At some point, we will face a donor who is upset for reasons out of our control. Perhaps they had too high of expectations. Or, they misunderstood us. Or, there was an unintentional mistake. How do we stay generous? This week, I am reading quotes from Meditations by Marcus Aurelius, written around 171 AD.
Quote.
When you wake up in the morning, tell yourself: The people I deal with today will be meddling, ungrateful, arrogant, dishonest, jealous, and surly. They are like this because they can’t tell good from evil. But I have seen the beauty of good, and the ugliness of evil, and have recognized that the wrongdoer has a nature related to my own — not of the same blood or birth, but of the same mind, and possessing a share of the divine. And so none of them can hurt me. No one can implicate me in ugliness. Nor can I feel angry at my relative, or hate him. We were born to work together like feet, hands, and eyes, like the two rows of teeth, upper and lower.
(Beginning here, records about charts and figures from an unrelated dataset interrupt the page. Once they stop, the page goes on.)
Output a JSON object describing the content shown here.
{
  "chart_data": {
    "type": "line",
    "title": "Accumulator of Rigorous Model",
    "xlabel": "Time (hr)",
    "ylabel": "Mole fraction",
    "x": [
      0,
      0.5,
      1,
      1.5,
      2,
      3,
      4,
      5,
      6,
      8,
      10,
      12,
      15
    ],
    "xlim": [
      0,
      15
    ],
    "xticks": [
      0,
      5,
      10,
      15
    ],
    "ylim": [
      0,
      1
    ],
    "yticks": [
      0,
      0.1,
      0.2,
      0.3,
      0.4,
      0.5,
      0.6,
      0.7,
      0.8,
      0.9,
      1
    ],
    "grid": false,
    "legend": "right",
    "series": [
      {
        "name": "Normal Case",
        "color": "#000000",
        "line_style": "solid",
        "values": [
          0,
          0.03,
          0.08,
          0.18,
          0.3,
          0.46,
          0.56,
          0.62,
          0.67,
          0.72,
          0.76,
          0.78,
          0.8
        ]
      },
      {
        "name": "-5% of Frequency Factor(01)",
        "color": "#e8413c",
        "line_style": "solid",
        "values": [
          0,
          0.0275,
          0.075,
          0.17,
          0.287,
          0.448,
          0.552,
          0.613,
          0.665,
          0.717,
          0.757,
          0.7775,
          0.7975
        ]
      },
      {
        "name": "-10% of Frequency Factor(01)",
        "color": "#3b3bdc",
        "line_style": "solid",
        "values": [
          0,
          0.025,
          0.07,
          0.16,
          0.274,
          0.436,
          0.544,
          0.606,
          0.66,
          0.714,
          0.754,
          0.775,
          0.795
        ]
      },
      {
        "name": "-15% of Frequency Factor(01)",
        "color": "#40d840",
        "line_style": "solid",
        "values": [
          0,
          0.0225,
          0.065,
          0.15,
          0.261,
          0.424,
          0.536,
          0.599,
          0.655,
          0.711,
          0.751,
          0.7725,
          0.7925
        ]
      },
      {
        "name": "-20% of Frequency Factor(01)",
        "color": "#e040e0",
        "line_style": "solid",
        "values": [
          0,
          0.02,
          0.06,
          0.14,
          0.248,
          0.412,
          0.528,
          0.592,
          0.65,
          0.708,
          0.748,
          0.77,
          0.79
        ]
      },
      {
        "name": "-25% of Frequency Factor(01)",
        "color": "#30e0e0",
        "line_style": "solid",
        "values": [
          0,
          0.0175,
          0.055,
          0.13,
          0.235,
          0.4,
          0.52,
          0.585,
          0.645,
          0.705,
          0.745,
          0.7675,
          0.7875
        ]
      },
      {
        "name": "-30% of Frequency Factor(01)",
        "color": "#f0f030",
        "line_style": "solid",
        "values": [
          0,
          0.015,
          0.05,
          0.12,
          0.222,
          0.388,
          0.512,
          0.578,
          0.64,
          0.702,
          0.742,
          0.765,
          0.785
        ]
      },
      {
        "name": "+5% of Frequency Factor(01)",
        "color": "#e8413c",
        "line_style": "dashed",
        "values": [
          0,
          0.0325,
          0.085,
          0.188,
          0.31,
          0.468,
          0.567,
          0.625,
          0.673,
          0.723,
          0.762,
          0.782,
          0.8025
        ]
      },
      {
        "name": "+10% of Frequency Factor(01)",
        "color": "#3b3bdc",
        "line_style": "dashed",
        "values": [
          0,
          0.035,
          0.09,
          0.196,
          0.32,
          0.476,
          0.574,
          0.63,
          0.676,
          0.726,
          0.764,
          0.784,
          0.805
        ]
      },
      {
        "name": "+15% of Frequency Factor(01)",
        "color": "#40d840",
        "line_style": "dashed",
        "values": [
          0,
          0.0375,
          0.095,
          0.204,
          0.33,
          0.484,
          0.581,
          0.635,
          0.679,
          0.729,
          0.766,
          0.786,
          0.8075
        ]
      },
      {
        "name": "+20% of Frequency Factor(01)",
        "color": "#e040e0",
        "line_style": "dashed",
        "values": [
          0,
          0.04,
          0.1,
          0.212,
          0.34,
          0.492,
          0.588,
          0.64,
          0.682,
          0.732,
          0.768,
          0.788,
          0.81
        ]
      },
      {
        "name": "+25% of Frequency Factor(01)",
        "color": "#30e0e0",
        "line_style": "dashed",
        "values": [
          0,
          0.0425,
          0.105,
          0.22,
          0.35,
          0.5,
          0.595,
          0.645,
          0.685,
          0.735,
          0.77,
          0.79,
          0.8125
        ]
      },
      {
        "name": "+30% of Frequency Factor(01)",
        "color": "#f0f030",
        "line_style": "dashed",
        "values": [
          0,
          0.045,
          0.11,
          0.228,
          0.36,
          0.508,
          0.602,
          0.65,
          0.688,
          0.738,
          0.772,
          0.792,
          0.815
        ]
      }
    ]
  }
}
To obstruct each other is unnatural. To feel anger at someone, to turn your back on him: these are obstructions.
He goes on to say.
Suppose someone standing by a clear, sweet spring were to curse it: it just keeps right on bringing drinkable water bubbling up to the surface. Even if he throws mud or dung in it, before long the spring disperses the dirt and washes it out, leaving no stain. So how are you to have the equivalent of an ever-flowing spring? If you preserve your self-reliance at every hour, and your kindness, simplicity, and morality.
Unquote.
When we face an ungrateful, surly, arrogant, jealous, dishonest, or meddling donor, we have a choice. We can hold onto the ugliness. Or, we can choose the generosity of knowing that the donor shares the same human nature and yet they don’t implicate us in the ugliness. Our generosity can be the equivalent of an ever-flowing spring.
Let’s reflect on two questions this week.
Are we holding onto ugliness from a past interaction with a donor?
How can we let go of the ugliness and turn to kindness, simplicity and morality, as Marcus Aurelius states, or can we turn to generosity?